Les lecteurs assidus de Cetalir savent toute l’admiration que nous avons pour Pascale Kramer. Cette auteure puise son inspiration dans d’implacables surgissements dramatiques qui, tout à coup, font basculer des vies (cf « Les vivants » ou encore « Onze ans plus tard » par exemple). Autant de situations qui entraînent P. Kramer à plonger dans les ressorts intimes de ses personnages, à malaxer toutes les formes de désespoir, de lâcher prise dont résultent des existences le plus souvent vides, ratées à cause de mauvais choix. Autant de récits emprunts de drame, de tension et de tristesse qui sont le terreau de l’auteur. Il en résulte des livres intimistes et sombres mais formellement beaux.
Son dernier roman s’inscrit dans cette lignée à une nuance de taille près. Autant ses écrits précédents prenaient un point de vue egocentrique et introverti, autant « L’implacable brutalité du réveil » emprunte une forme plus classique dans laquelle les dialogues prennent une place inhabituelle dans la production de l’auteure. Voilà qui devrait lui amener un public moins averti d’autant que le livre est mince et se lit donc très rapidement.

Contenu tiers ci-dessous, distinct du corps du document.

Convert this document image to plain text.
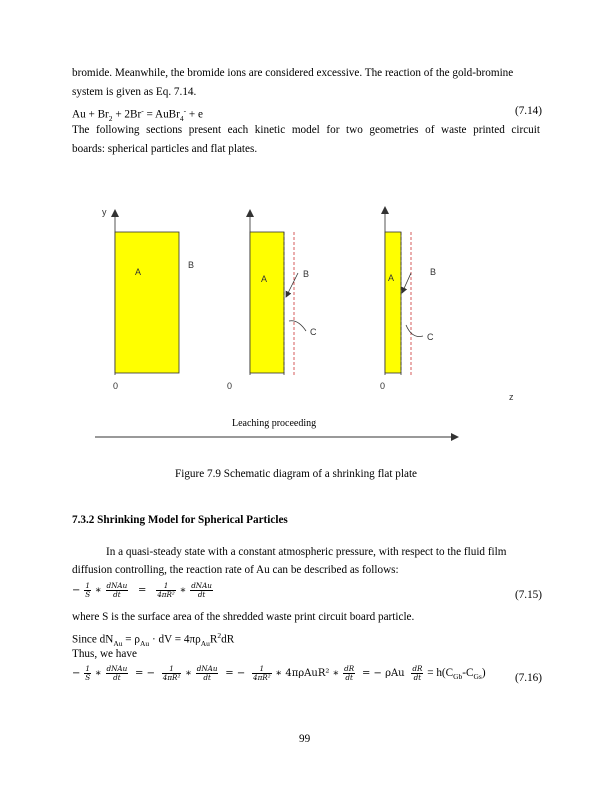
bromide. Meanwhile, the bromide ions are considered excessive. The reaction of the gold-bromine
system is given as Eq. 7.14.
$Au + Br_2 + 2Br^-$ = AuBr$_4$- + e	(7.14)
The following sections present each kinetic model for two geometries of waste printed circuit
boards: spherical particles and flat plates.
y
A
B
0
A	B
C
0
A
B
C
0
z
Leaching proceeding
Figure 7.9 Schematic diagram of a shrinking flat plate
7.3.2 Shrinking Model for Spherical Particles
In a quasi-steady state with a constant atmospheric pressure, with respect to the fluid film
diffusion controlling, the reaction rate of Au can be described as follows:
− $\frac{1}{S}$ ∗ $\frac{\text{dNAu}}{dt} = \frac{1}{\text{4πR²}}$ ∗ $\frac{\text{dNAu}}{dt}$	(7.15)
where S is the surface area of the shredded waste print circuit board particle.
Since $dN_{Au} = \rho_{Au}$ · dV = $4\pi\rho_{Au}R^2dR$
Thus, we have
− $\frac{1}{S}$ ∗ $\frac{\text{dNAu}}{dt}$ = − $\frac{1}{\text{4πR²}}$ ∗ $\frac{\text{dNAu}}{dt}$ = − $\frac{1}{\text{4πR²}}$ ∗ 4πρAuR² ∗ $\frac{dR}{dt}$ = − ρAu $\frac{dR}{dt} = h(C_{Gb}-C_{Gs})$	(7.16)
99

C’est de dépression dont il est question dans le dernier roman de Mme Kramer. Plus exactement, du sentiment de vide, de ratage qui peut s’emparer de certaines femmes qui viennent d’accoucher et se trouvent confrontées à une nouvelle existence à laquelle elles sont incapables de faire face par inconscience ou manque de maturité, parfois.
Alissa et Richard forment pourtant un couple apparemment modèle. Ils s’aiment depuis neuf ans, passaient pour le couple le plus sexy du campus universitaire et sont mariés depuis peu. Alissa vient de donner naissance à Uma, une petite fille vorace, colérique et forcément possessive puisqu’entièrement dépendante.
De retour de l’hôpital, Alissa commence à tout remettre en cause, intérieurement du moins, sans jamais l’exprimer autrement que par des actes plus ou moins conscients dont la gravité et l’intensité vont aller croissant avec celles de la crise qui la secoue. Elle abhorre cet appartement pourtant doté d’une piscine extérieure sous les cieux propices d’un état américain ensoleillé. Elle ne comprend pas comment elle a pu se laisser aller à donner vie à une fille pour laquelle elle n’éprouve que ressentiment et détestation de plus en plus forte. Elle n’aime plus son corps qui s’est empâté et lui refuse toute sensation de bien-être. Avoir décidé d’arrêter de travailler lui apparaît depuis comme un non-sens, une alénation. La perspective de vivre toute sa vie avec Richard lui devient un cauchemar dont la réalité va augmenter au fur et à mesure que celui-ci, perturbé par le comportement inexplicable de sa femme et bouleversé par le retour de Jim, mutilé d’une guerre inutile dans un désert où il ne se passe rien, va lui aussi perdre pied.
A cela s’ajoute que la mère d’Alissa lui annonce le divorce d’avec son père, sa liaison décennale avec un Allemand et que la maison familiale, point d’ancrage solide et stable, sera vendue. Alors Alissa va « péter les plombs » et multiplier les attitudes d’exclusion et de rupture car il faut bien chercher inconsciemment à légitimer in fine, rationnellement, une suite d’actes insensés qui ne peut conduire qu’au drame.
P. Kramer excelle à créer en quelques pages un univers d’autant plus dramatique que la normalité devient l’inexplicable, puis l’inexcusable, pour celles et ceux qui sont extérieurs aux tensions, aux pulsions, aux phobies qui agitent les personnages tourmentés qui peuplent ses romans. Pourtant, nous avons trouvé ce livre significativement moins réussi que les précédents comme s’il manquait une certaine lenteur, un facteur temps qui aurait donné plus de densité et d’impact encore à ces vies qui vont inexorablement se broyer.